Yudhis lalu menangkupkan ketiaknya berharap agar amis dari lekukan tersebut tak mengumbar keluar. Hilang sudah harga dirinya. Bahkan, samar-samar terlihat Meriyati yang memalingkan muta untuk menahan tawa yang tersedak.

Tapi Yudhis tak ambil peduli. Ada sensasi aneh yang membuat mukanya terasa dilapisi oleh sesuatu yang kasat mata. Sesuatu yang tebal dan menempel di wajah.

"Sudah?" tanya Cemani sambil membawa sebuah cermin rias.

"Huh? Apanya yang sudah?" ucap Yudhis menanyakan balik, merasa sedikit aneh dengan suara yang dikeluarkan dari mulutnya.

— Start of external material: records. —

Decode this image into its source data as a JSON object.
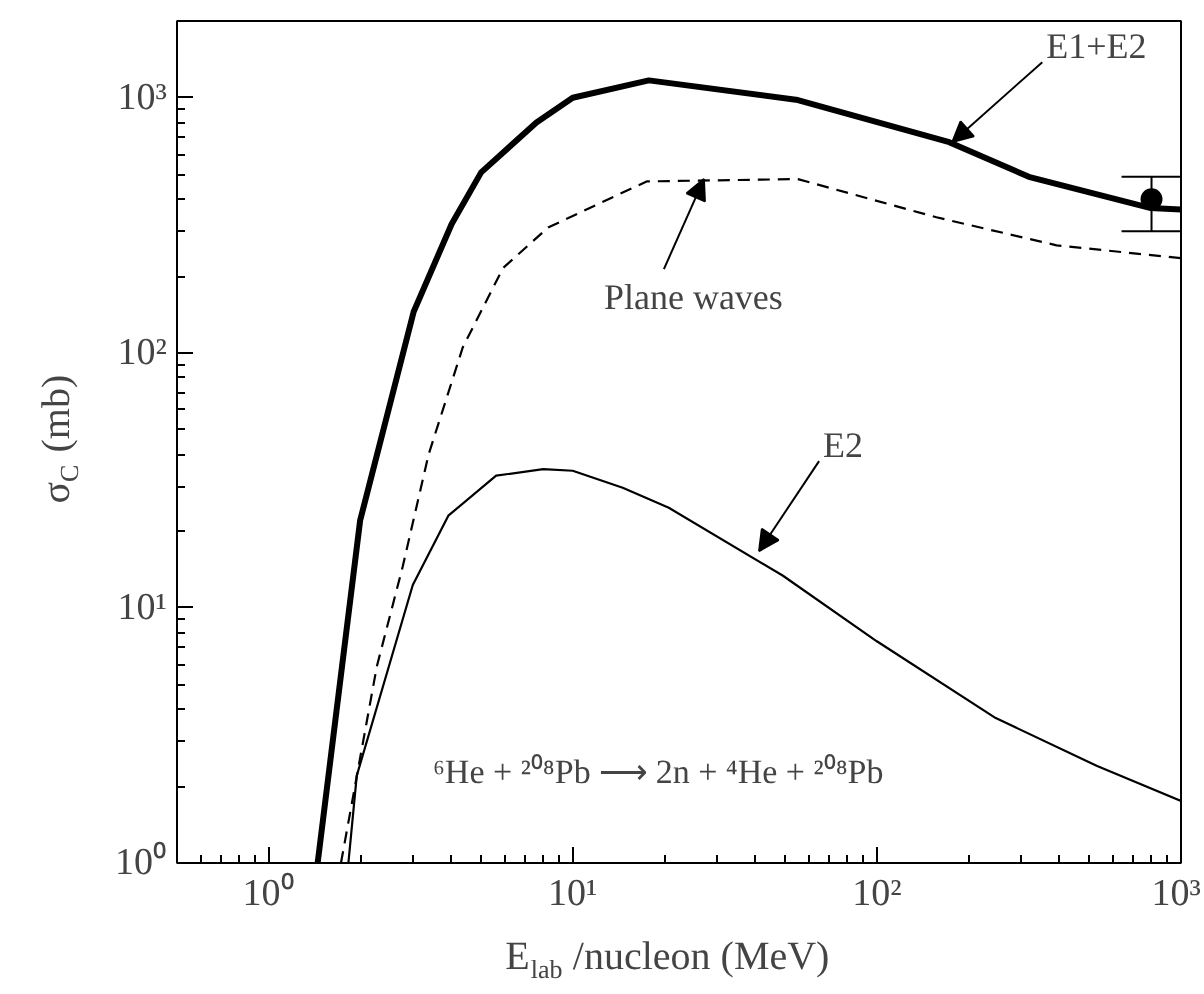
{
  "chart_data": {
    "type": "line",
    "xlabel": "E$_{lab}$/nucleon (MeV)",
    "ylabel": "σ$_{C}$ (mb)",
    "log": "xy",
    "grid": false,
    "xlim": [
      0.5,
      1000
    ],
    "ylim": [
      1,
      2000
    ],
    "xticks": [
      {
        "value": 1,
        "label": "10⁰"
      },
      {
        "value": 10,
        "label": "10¹"
      },
      {
        "value": 100,
        "label": "10²"
      },
      {
        "value": 1000,
        "label": "10³"
      }
    ],
    "yticks": [
      {
        "value": 1,
        "label": "10⁰"
      },
      {
        "value": 10,
        "label": "10¹"
      },
      {
        "value": 100,
        "label": "10²"
      },
      {
        "value": 1000,
        "label": "10³"
      }
    ],
    "series": [
      {
        "color": "#000000",
        "line_style": "solid",
        "x": [
          1.45,
          2,
          3,
          4,
          5,
          7.6,
          10,
          17.8,
          55,
          173,
          316,
          790,
          1000
        ],
        "values": [
          1,
          22,
          145,
          320,
          510,
          800,
          1000,
          1170,
          980,
          670,
          490,
          370,
          365
        ]
      },
      {
        "color": "#000000",
        "line_style": "dashed",
        "x": [
          1.73,
          2.27,
          2.76,
          3.36,
          4.35,
          5.9,
          8.3,
          12.5,
          17.5,
          55,
          157,
          390,
          1000
        ],
        "values": [
          1,
          5.9,
          14.5,
          40,
          105,
          215,
          310,
          390,
          470,
          480,
          340,
          264,
          235
        ]
      },
      {
        "color": "#000000",
        "line_style": "solid",
        "x": [
          1.83,
          1.95,
          2.98,
          3.9,
          5.6,
          8,
          10,
          14.6,
          20.7,
          49,
          100,
          246,
          530,
          1000
        ],
        "values": [
          1,
          2.2,
          12.3,
          23,
          33,
          35,
          34.5,
          29.6,
          24.7,
          13.4,
          7.4,
          3.7,
          2.4,
          1.75
        ]
      },
      {
        "type": "scatter",
        "color": "#000000",
        "marker": "circle",
        "x": [
          800
        ],
        "values": [
          400
        ],
        "errors": [
          [
            300,
            490
          ]
        ]
      }
    ],
    "annotations": [
      {
        "text": "E1+E2",
        "x": 177,
        "y": 670
      },
      {
        "text": "Plane waves",
        "x": 27,
        "y": 480
      },
      {
        "text": "E2",
        "x": 41,
        "y": 16.7
      },
      "⁶He + ²⁰⁸Pb ⟶ 2n + ⁴He + ²⁰⁸Pb"
    ]
  }
}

"Tentu saja soal wajahmu." jawab Cemani ketus. "Sudah selesai meriasinya?"

Yudhis tak paham. Namun saat Cemani memberinya sebuah cermin, akalnya mulai berjalan. Dari permukaan cermin yang memantulkan sosoknya, Yudhis merasa aneh karena sosok di cermin bukanlah dia. Sosok di cermin memiliki wajah berbentuk oval, berbeda dengannya yang bundar. Sosok itu milik Harta. Jadi, kalau bukan cermin yang memantulkan sosok palsu maka wajah Yudhislah yang berubah.

"Ini... aku?" ucap Yudhis sambil menggerayangi wajahnya tak percaya.

"Ya. Itu kamu. Dan mulai sekarang kamu adalah Harta Bagendit, Raja Neraka Edelweis tempat dosa tamak mendapatkan hukuman."